Since January 2017, 208 transgender individuals have been murdered in the U.S., and of those, 70% were Black trans women, according to EveryStat, a gun-violence prevention organization. The U.S. struggles with a disproportionate amount of transphobic violence, and a culmination of racism, sexism and transphobia means Black and brown trans folks are at a higher risk of being the victims of violent crime, the Human Rights Campaign finds.
In 1999, advocate Gwendolyn Ann Smith began the Transgender Day of Remembrance to honor the memory of Rita Hester, a trans woman who was killed in 1998. It is now observed annually across the country on Nov. 20.
Locally, Bellingham Unitarian Fellowship (BUF) hosted a service for Transgender Day of Remembrance on Sunday, honoring the lives lost to transphobic violence and hatred.

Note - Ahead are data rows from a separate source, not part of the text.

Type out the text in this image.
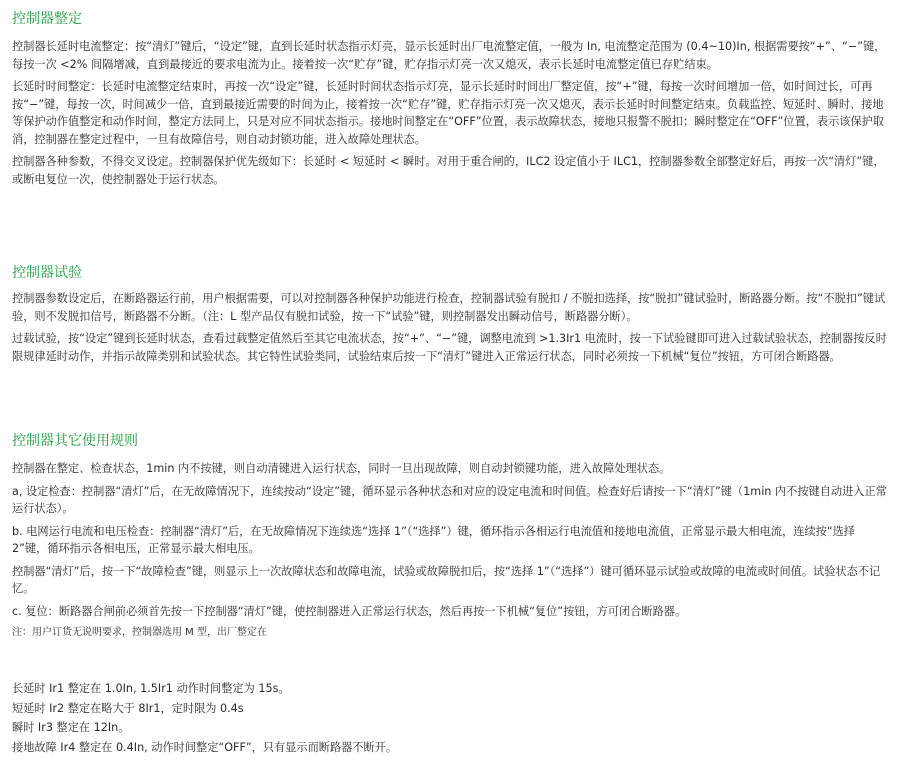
控制器整定

控制器长延时电流整定：按“清灯”键后，“设定”键，直到长延时状态指示灯亮，显示长延时出厂电流整定值，一般为 In, 电流整定范围为 (0.4~10)In, 根据需要按“+”、“−”键，每按一次 <2% 间隔增减，直到最接近的要求电流为止。接着按一次“贮存”键，贮存指示灯亮一次又熄灭，表示长延时电流整定值已存贮结束。

长延时时间整定：长延时电流整定结束时，再按一次“设定”键，长延时时间状态指示灯亮，显示长延时时间出厂整定值，按“+”键，每按一次时间增加一倍，如时间过长，可再按“−”键，每按一次，时间减少一倍，直到最接近需要的时间为止，接着按一次“贮存”键，贮存指示灯亮一次又熄灭，表示长延时时间整定结束。负载监控、短延时、瞬时、接地等保护动作值整定和动作时间，整定方法同上，只是对应不同状态指示。接地时间整定在“OFF”位置，表示故障状态，接地只报警不脱扣；瞬时整定在“OFF”位置，表示该保护取消，控制器在整定过程中，一旦有故障信号，则自动封锁功能，进入故障处理状态。

控制器各种参数，不得交叉设定。控制器保护优先级如下：长延时 < 短延时 < 瞬时。对用于重合闸的，ILC2 设定值小于 ILC1，控制器参数全部整定好后，再按一次“清灯”键，或断电复位一次，使控制器处于运行状态。

控制器试验

控制器参数设定后，在断路器运行前，用户根据需要，可以对控制器各种保护功能进行检查，控制器试验有脱扣 / 不脱扣选择，按“脱扣”键试验时，断路器分断。按“不脱扣”键试验，则不发脱扣信号，断路器不分断。（注：L 型产品仅有脱扣试验，按一下“试验”键，则控制器发出瞬动信号，断路器分断）。

过载试验，按“设定”键到长延时状态，查看过载整定值然后至其它电流状态，按“+”、“−”键，调整电流到 >1.3Ir1 电流时，按一下试验键即可进入过载试验状态，控制器按反时限规律延时动作，并指示故障类别和试验状态。其它特性试验类同，试验结束后按一下“清灯”键进入正常运行状态，同时必须按一下机械“复位”按钮，方可闭合断路器。

控制器其它使用规则

控制器在整定、检查状态，1min 内不按键，则自动清键进入运行状态，同时一旦出现故障，则自动封锁键功能，进入故障处理状态。

a, 设定检查：控制器“清灯”后，在无故障情况下，连续按动“设定”键，循环显示各种状态和对应的设定电流和时间值。检查好后请按一下“清灯”键（1min 内不按键自动进入正常运行状态）。

b. 电网运行电流和电压检查：控制器“清灯”后，在无故障情况下连续选“选择 1”（“选择”）键，循环指示各相运行电流值和接地电流值，正常显示最大相电流，连续按“选择 2”键，循环指示各相电压，正常显示最大相电压。

控制器“清灯”后，按一下“故障检查”键，则显示上一次故障状态和故障电流，试验或故障脱扣后，按“选择 1”（“选择”）键可循环显示试验或故障的电流或时间值。试验状态不记忆。

c. 复位：断路器合闸前必须首先按一下控制器“清灯”键，使控制器进入正常运行状态，然后再按一下机械“复位”按钮，方可闭合断路器。

注：用户订货无说明要求，控制器选用 M 型，出厂整定在

长延时 Ir1 整定在 1.0In, 1.5Ir1 动作时间整定为 15s。

短延时 Ir2 整定在略大于 8Ir1，定时限为 0.4s

瞬时 Ir3 整定在 12In。

接地故障 Ir4 整定在 0.4In, 动作时间整定“OFF”，只有显示而断路器不断开。
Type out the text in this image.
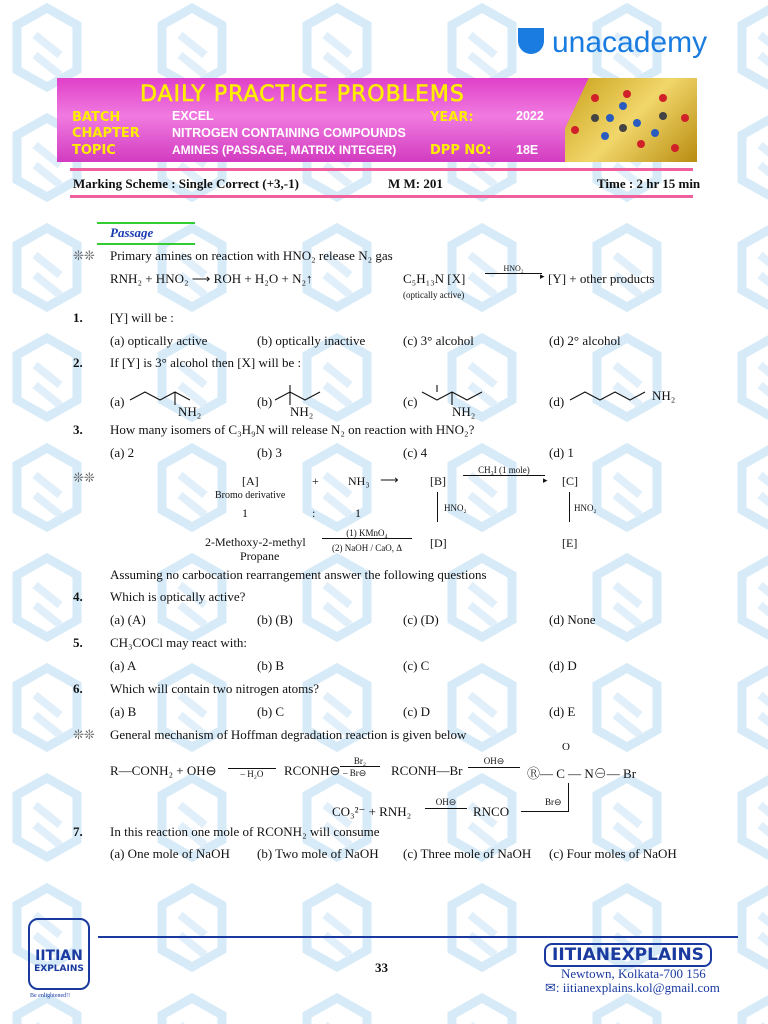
unacademy
DAILY PRACTICE PROBLEMS
BATCH	EXCEL	YEAR:	2022
CHAPTER	NITROGEN CONTAINING COMPOUNDS
TOPIC	AMINES (PASSAGE, MATRIX INTEGER)	DPP NO: 18E
Marking Scheme : Single Correct (+3,-1)	M M: 201	Time : 2 hr 15 min
Passage
❊❊ Primary amines on reaction with HNO₂ release N₂ gas
RNH₂ + HNO₂ ⟶ ROH + H₂O + N₂↑	C₅H₁₃N [X]
HNO₂
▸ [Y] + other products
(optically active)
1. [Y] will be :
(a) optically active	(b) optically inactive	(c) 3° alcohol	(d) 2° alcohol
2. If [Y] is 3° alcohol then [X] will be :
(a)	(b)	(c)	(d)
3. How many isomers of C₃H₉N will release N₂ on reaction with HNO₂?
(a) 2	(b) 3	(c) 4	(d) 1
4. Which is optically active?
(a) (A)	(b) (B)	(c) (D)	(d) None
5. CH₃COCl may react with:
(a) A	(b) B	(c) C	(d) D
6. Which will contain two nitrogen atoms?
(a) B	(b) C	(c) D	(d) E
7. In this reaction one mole of RCONH₂ will consume
(a) One mole of NaOH (b) Two mole of NaOH (c) Three mole of NaOH (c) Four moles of NaOH
NH₂	NH₂	NH₂
NH₂
❊❊	[A]
Bromo derivative
+ NH₃ ⟶	[B]
CH₃I (1 mole)
▸ [C]
1	:	1	HNO₂	HNO₂
2-Methoxy-2-methyl
Propane
(1) KMnO₄
(2) NaOH / CaO, Δ [D]	[E]
Assuming no carbocation rearrangement answer the following questions
❊❊ General mechanism of Hoffman degradation reaction is given below
R—CONH₂ + OH⊖	– H₂O	RCONH⊖
Br₂
– Br⊖ RCONH—Br
OH⊖
O
Ⓡ— C — N⊖— Br
Br⊖
RNCO
OH⊖
CO₃²⁻ + RNH₂
IITIAN
EXPLAINS
Be enlightened!!
33
IITIANEXPLAINS
Newtown, Kolkata-700 156
✉: iitianexplains.kol@gmail.com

The event came on the heels of a shooting that killed five people, including trans bartender Daniel Aston, at a Colorado Springs LGBTQ+ club on Saturday night.

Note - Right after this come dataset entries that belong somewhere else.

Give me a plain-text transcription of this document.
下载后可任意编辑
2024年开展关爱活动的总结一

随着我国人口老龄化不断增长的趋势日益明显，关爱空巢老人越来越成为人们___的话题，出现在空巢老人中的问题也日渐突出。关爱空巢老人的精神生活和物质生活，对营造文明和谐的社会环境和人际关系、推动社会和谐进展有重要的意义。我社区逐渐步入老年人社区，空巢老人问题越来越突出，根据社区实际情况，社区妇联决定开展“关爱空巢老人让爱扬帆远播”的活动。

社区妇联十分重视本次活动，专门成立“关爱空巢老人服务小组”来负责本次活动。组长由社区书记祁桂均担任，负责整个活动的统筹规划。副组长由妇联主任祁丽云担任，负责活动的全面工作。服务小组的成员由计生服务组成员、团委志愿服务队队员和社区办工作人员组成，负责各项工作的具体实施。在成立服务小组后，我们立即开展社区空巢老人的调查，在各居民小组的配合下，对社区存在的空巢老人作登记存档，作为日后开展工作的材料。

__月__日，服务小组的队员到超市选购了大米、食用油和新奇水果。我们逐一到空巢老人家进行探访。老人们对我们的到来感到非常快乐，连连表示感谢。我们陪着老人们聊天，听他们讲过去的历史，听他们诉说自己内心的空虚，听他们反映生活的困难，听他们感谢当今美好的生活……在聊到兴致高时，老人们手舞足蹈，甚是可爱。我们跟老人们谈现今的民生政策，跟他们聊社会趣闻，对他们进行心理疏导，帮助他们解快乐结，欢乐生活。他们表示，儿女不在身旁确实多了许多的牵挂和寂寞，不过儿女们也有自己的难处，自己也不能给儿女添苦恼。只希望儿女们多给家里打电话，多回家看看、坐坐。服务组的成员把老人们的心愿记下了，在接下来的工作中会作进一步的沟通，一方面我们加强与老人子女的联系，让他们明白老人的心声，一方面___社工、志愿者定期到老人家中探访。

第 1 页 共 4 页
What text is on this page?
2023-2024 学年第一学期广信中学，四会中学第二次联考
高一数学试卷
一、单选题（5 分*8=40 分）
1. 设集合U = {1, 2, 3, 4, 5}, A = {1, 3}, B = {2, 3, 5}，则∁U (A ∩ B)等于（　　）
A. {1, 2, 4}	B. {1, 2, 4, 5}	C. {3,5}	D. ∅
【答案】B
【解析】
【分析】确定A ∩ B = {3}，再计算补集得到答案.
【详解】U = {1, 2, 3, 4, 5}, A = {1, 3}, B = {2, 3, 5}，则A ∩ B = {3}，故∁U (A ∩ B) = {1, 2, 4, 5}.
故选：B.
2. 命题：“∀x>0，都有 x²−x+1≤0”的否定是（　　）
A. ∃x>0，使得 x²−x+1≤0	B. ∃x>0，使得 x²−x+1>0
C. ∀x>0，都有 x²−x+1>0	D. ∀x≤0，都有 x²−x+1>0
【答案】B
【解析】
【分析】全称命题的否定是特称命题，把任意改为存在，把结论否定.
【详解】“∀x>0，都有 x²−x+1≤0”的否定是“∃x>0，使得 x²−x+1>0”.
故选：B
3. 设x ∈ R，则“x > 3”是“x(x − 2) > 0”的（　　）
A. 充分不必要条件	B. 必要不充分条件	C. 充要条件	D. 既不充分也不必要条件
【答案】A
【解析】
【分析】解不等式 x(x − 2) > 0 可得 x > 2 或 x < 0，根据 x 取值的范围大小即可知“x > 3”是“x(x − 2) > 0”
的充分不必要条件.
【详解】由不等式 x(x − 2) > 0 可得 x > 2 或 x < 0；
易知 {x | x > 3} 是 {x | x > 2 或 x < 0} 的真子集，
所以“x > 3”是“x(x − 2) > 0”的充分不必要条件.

BUF musical director Kevin Allen-Schmid said he had been planning the remembrance event since September.
“I’ve been around the scariness and the rejection of family. I’ve seen that, so it’s a ripe subject for me,” Allen-Schmid said. He personally wanted the day to serve as a space for processing emotions as well as honoring trans people.
The day of remembrance can be heart-wrenching, as it acts as a mass funeral for strangers, said Erika Shepard, a long-time BUF member and trans woman.

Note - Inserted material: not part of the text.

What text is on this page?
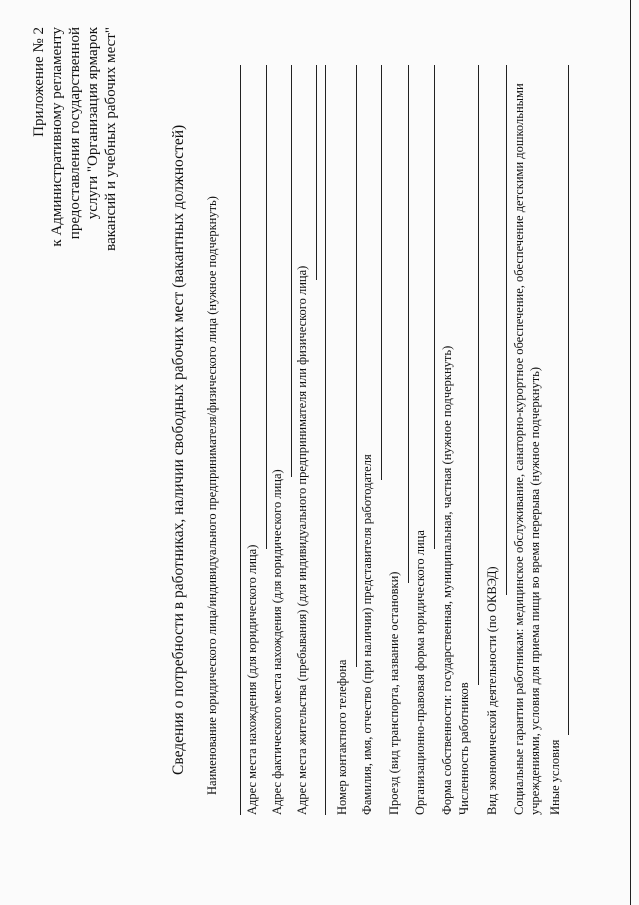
Приложение № 2 к Административному регламенту предоставления государственной услуги "Организация ярмарок вакансий и учебных рабочих мест"	Сведения о потребности в работниках, наличии свободных рабочих мест (вакантных должностей) Наименование юридического лица/индивидуального предпринимателя/физического лица (нужное подчеркнуть) Адрес места нахождения (для юридического лица) Адрес фактического места нахождения (для юридического лица) Адрес места жительства (пребывания) (для индивидуального предпринимателя или физического лица) Номер контактного телефона Фамилия, имя, отчество (при наличии) представителя работодателя Проезд (вид транспорта, название остановки) Организационно-правовая форма юридического лица Форма собственности: государственная, муниципальная, частная (нужное подчеркнуть) Численность работников Вид экономической деятельности (по ОКВЭД) Социальные гарантии работникам: медицинское обслуживание, санаторно-курортное обеспечение, обеспечение детскими дошкольными учреждениями, условия для приема пищи во время перерыва (нужное подчеркнуть) Иные условия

Erika Shepard, a long-time BUF member and trans woman, was a featured guest at the Transgender Day of Remembrance on Nov. 20. (Photo courtesy of Bellingham Unitarian Fellowship)
Walt Ellis, a BUF employee, read the names of trans people who were murdered this year. He stated their chosen name, age and race. Many of the people listed were Black and below the age of 30.
“Each one of those deaths is a reminder that I could be a target as well, so could other people,” Shepard said.
Ellis lit four candles for victims: one for those taken by suicide, one for the five individuals who were killed on Saturday in Colorado, one for those “we will never know,” and one for the names shared by the audience.
The in-person and virtual hybrid event included the showing of a video of Henry Ohana, a BUF trustee and transgender man, who spoke about the way trans people are treated after death. He said most obituaries use their birth name — or deadname — rather than their chosen name.
Ohana said that transphobia, sexism and racism combine to put Black trans women at the most risk of violence. A lot of these women are involved in sex work, and only some are involved by choice, he said.
Constance Murphy, a transgender woman, spoke in a video about the isolation — felt even in her past marriages — that many closeted trans individuals endure. It took Murphy until her 60s to break down walls and realize who she was.
“I couldn’t even conceive at that time how wonderful my life could be,” Murphy said. She always wanted a place in female spaces, and now she has one, she said.
Bellingham Unitarian Fellowship Musical Director Kevin Allen-Schmid had been planning the Trans Day of Remembrance event since September. (Photo courtesy of Bellingham Unitarian Fellowship)
At least 32 transgender people have been killed in 2022 so far, according to the Human Rights Campaign. These numbers are labeled as “at least” because it is almost impossible to know the true number and these statistics do not include suicides.
Cultural, familial and internal pressure and transphobia exacerbate the risk of suicide for trans individuals. The Trevor Project’s 2022 survey found that nearly 1 in 5 trans or nonbinary youth attempted suicide in the past year.
During Sunday’s event, the audience took a moment to remember and say the names of those they had personally lost to transphobic violence and hatred, and listened to a reading of the picture book, “I am Jazz” by Jazz Jennings, and songs like “The World, This Wall, and Me,” composed by Michael Bussewitz-Quarm.
Twenty-two voices filled the church in the dramatic performance by Pheonix Ensemble and some hired talent. Much of the singing was a back and forth, in the song about a trans woman having a dream about her pre-transition self.
“I will not let fear become my beacon,” the choir sang.
Shepard said events like this can motivate people to take action. If those who can afford it want to help financially, Shepard had a list of worthwhile organizations, including the National Center for Transgender Equality, Trans Lifeline, Human Rights Campaign and PFLAG. Locally, Whatcom Youth Pride hosts annual parades to celebrate the LBGTQ+ youth in Bellingham.